In the present systematic review, medication non-adherence is associated with poor functioning of the health system such as lack of psychotherapy, lack of information, long treatment duration with little health personnel follow-up, inadequate discharge planning, increased hospitalizations, poor support and care environment, experiencing access barriers to high-quality care and health care providers unable to provide elicit information on adherence, inadequate medication coverage, and poorer therapeutic alliance [14, 72, 74,75,76, 79]. Financial factors seriously affected medication adherence. These included unaffordability of medication, increased health care cost [73, 74], lack of health insurance [75], patients’ poor capacity, and limited resources [73].

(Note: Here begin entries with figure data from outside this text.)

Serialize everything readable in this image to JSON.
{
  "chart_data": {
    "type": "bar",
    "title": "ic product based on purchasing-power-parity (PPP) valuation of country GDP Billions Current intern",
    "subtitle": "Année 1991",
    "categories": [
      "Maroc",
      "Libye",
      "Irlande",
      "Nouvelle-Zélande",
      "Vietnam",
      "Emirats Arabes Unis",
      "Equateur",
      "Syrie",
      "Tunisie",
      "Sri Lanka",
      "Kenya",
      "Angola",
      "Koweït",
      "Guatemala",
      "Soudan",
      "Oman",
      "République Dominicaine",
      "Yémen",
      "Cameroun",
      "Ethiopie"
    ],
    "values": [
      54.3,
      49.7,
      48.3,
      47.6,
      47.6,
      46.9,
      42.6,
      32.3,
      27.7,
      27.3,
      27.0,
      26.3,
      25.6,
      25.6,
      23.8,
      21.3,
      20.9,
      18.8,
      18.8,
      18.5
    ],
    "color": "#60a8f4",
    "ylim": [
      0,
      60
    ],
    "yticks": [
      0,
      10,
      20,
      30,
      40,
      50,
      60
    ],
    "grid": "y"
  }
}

A large amount of heterogeneity in the definition and measurement methods used to assess medication adherence have been reported in some reviews. The heterogeneity of factors related to non-adherence calls for individually tailored approaches to promote adherence [80, 81]. Non-adherence contributes enormously to poor health outcome and needs substantial work to improve treatment outcomes [80]. Evidence showed that improving adherence to psychotropic medications could have a positive impact on patients and society. Non-adherence issues need to be looked at from many angles and taking a multifaceted approaches with patients and healthcare providers to address identified challenges [81].

Conclusions

Almost half of patients with major psychiatric disorder did not adhere to their psychotropic medication. Patients’ individual behavior, lack or poor social/family support, treatment and illness-related clinical conditions, and the health system barriers are influencing factors of psychotropic medication non-adherence among patients with major psychiatric disorders. Therefore, multifaceted intervention is needed to create supportive environment for patients and caregivers to minimize psychotropic medication non-adherence. Additionally, supportive social and health care system programs should be designed to alleviate major psychiatric disorder patients’ medication non-adherence. Comprehensive approaches targeting the factors that affect medication non-adherence can bring tremendous positive outcomes. This systematic review and meta-analysis finding can be helpful to inform policy-makers, clinicians, and other caregivers to undertake necessary decisions to establish an integrated approach to boost therapeutic alliance and improve medication adherence.